Bruno Tanant is a landscape designer.
As a guest at Fort Barraux, he explored the various walks and vistas and analysed the perspectives.
Using his memories and photographs and drawings of the site, he then compared these to the different plans (ground plans, block plans, views of the entire zone, etc.). These were simplified, reduced to their bare essentials, made abstract. It was then possible to state the general concept as follows:
“The aim is to work on the fusion and juxtaposition of remote and multiple elements, on emotions which may never come together, on contradictory geometries, and thus to lead this work at Fort Barraux towards a form of abstraction in which horizons, characters and carefully organised series of objects jostle randomly together.”

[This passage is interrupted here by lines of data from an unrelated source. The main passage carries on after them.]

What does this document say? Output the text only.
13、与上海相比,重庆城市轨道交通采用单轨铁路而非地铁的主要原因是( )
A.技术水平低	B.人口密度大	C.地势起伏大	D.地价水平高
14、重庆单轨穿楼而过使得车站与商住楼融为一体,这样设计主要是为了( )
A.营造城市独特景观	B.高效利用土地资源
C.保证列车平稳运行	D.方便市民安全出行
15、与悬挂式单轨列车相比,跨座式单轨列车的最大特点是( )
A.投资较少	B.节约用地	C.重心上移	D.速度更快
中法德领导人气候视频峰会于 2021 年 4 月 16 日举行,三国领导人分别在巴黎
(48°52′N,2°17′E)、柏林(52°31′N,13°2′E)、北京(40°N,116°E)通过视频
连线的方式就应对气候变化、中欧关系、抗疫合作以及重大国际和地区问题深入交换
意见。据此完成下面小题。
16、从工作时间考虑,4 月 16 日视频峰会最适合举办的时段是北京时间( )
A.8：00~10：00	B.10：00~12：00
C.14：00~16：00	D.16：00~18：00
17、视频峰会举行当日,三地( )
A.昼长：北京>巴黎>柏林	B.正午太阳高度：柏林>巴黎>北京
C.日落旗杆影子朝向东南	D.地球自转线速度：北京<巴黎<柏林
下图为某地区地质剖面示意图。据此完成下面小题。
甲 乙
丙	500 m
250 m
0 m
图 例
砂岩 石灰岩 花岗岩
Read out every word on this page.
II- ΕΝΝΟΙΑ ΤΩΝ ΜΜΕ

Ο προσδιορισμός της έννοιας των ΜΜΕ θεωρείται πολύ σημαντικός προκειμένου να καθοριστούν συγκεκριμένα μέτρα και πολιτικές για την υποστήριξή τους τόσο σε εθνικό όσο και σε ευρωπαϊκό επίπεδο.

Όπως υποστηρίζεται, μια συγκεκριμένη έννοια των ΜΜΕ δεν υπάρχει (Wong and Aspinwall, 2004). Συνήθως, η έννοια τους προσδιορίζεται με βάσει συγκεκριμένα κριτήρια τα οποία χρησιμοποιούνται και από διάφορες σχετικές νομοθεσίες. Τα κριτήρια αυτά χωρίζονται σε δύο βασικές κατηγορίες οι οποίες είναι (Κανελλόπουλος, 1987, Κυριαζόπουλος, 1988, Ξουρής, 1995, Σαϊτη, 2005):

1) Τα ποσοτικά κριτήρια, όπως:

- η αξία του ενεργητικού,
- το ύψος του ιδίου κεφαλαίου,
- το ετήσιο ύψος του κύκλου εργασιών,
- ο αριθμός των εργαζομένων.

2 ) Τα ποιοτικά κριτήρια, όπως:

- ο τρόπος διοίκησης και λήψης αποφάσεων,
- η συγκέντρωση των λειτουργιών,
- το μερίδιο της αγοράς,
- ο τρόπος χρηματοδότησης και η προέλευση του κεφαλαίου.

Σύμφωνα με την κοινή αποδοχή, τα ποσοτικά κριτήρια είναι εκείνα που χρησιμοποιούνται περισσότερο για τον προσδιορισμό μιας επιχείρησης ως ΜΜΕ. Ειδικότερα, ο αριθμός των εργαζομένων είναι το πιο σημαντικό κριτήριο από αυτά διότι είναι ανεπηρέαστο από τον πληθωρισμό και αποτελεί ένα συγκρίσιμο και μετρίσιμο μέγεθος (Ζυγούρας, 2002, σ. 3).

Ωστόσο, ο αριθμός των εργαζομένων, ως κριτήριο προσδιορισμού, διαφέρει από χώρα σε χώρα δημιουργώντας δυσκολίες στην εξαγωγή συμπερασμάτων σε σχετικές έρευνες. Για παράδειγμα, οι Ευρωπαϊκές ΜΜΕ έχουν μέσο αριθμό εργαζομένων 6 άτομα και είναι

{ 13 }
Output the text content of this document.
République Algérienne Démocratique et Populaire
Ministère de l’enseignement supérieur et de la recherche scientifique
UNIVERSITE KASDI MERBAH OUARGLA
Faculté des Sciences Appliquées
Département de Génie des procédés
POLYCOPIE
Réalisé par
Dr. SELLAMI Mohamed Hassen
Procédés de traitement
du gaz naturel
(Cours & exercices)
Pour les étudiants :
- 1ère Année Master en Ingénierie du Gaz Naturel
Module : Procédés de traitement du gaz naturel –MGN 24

Chairs, like the ones in parks and gardens, are laid out at various points in the fort, inviting visitors to discover selected views of the site. In the blockhouse, Bruno Tanant has worked on the contrast and development of vision, on the framing of scale and perception. For example, in front of the loopholes he has placed chaise longues, each one set at a particular height in order to afford a different point of view. “Each loophole presents a different light, different contrasts and different spontaneous vegetation. In the background, a bit of remote scenery can be seen (…). This interaction between foreground and background is configured differently at each moment of the day, in accordance with the climatic conditions. Experiences of the near and the far interact with one another.”